The pace of U.S. footwear imports picked up in April, with every Top 10 supplier posting gains except Cambodia.

U.S. importers brought in 714.08 million pairs of shoes, an 18.6 percent gain, for the year to date through April, compared to the same period in 2020, according to the Commerce Department’s Office of Textiles & Apparel (OTEXA). This compared to a 10.5 percent year to date gain in the first quarter.

This coincided with the gradual reopening of the economy and increased retail spending. Shoe store sales dipped 5.2 percent to $3.28 billion in April compared to May, according to the Census Bureau, as spending spurred by federal stimulus checks waned, but was up monumentally over April 2020’s $455 million in sales when retail across the country shuttered over coronavirus mandates.

But the National Retail Federation (NRF) is confident that the second half of 2021 will be upbeat for U.S. retail, thanks to pent-up demand as more consumers get vaccinated and the economy reopens nearly in full.

NRF raised its forecast last week for 2021 retail sales, now anticipating sales to jump between 10.5 percent and 13.5 percent to $4.44 trillion and $4.56 trillion.

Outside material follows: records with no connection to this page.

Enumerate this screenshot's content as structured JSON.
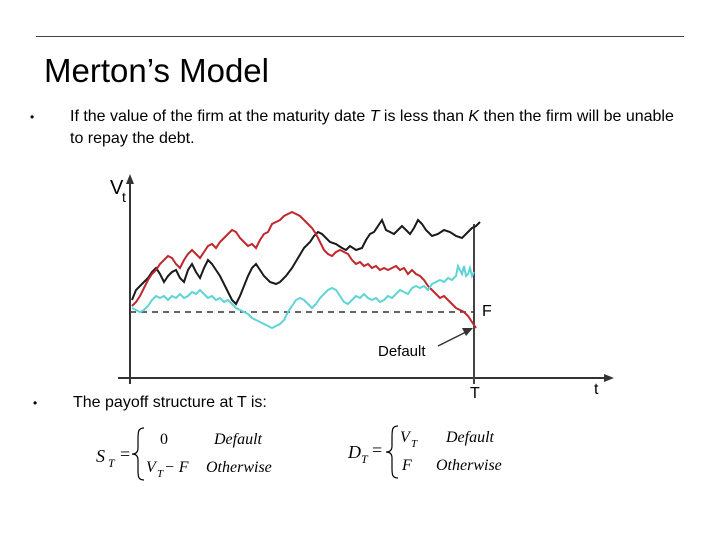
{
  "slide": {
    "title": "Merton’s Model",
    "bullets": [
      {
        "marker": "•",
        "parts": [
          {
            "text": "If the value of the firm at the maturity date ",
            "italic": false
          },
          {
            "text": "T",
            "italic": true
          },
          {
            "text": " is less than ",
            "italic": false
          },
          {
            "text": "K",
            "italic": true
          },
          {
            "text": " then the firm will be unable to repay the debt.",
            "italic": false
          }
        ]
      },
      {
        "marker": "•",
        "parts": [
          {
            "text": "The payoff structure at T is:",
            "italic": false
          }
        ]
      }
    ]
  },
  "diagram": {
    "y_axis_label": "V",
    "y_axis_subscript": "t",
    "x_axis_label": "t",
    "maturity_label": "T",
    "threshold_label": "F",
    "default_annotation": "Default",
    "series_colors": {
      "black": "#1a1a1a",
      "red": "#c0272d",
      "cyan": "#5fd4d4"
    }
  },
  "formulas": {
    "equity": {
      "lhs": "S",
      "lhs_sub": "T",
      "eq": "=",
      "case1_value": "0",
      "case1_label": "Default",
      "case2_value_v": "V",
      "case2_value_sub": "T",
      "case2_value_rest": " − F",
      "case2_label": "Otherwise"
    },
    "debt": {
      "lhs": "D",
      "lhs_sub": "T",
      "eq": "=",
      "case1_value_v": "V",
      "case1_value_sub": "T",
      "case1_label": "Default",
      "case2_value": "F",
      "case2_label": "Otherwise"
    }
  }
}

Anticipating the uptick, imports from top supplier China rose 22 percent in the four-month period to 418.34 million pairs compared to the 2020 period, picking up from a 13.7 percent increase in the first quarter, according to OTEXA. In 2020, the first two months of the year were on a typical pre-pandemic trajectory, while March and April saw massive shutdowns and lockdown when Covid hit. In 2021, January and February were the onset of vaccine being administered, followed by an economic push in March and April.

Imports from No. 2 producer Vietnam increased 11.9 percent in the year to date to 180.22 pairs compared to 2020, up from a gain of 7.6 percent in the first quarter. China and Vietnam held a combined 83.9 percent footwear import market share.

No. 3 supplier Indonesia saw its shipments rise 24.3 percent to 44.71 million pairs, with next place Cambodia bucked the trend in the period, imports falling 2.2 percent to 19.61 million pairs. The rest of the Top 10 supplier–India, Italy, Mexico, Germany, Brazil and Bangladesh–all posted gains in the four-month period.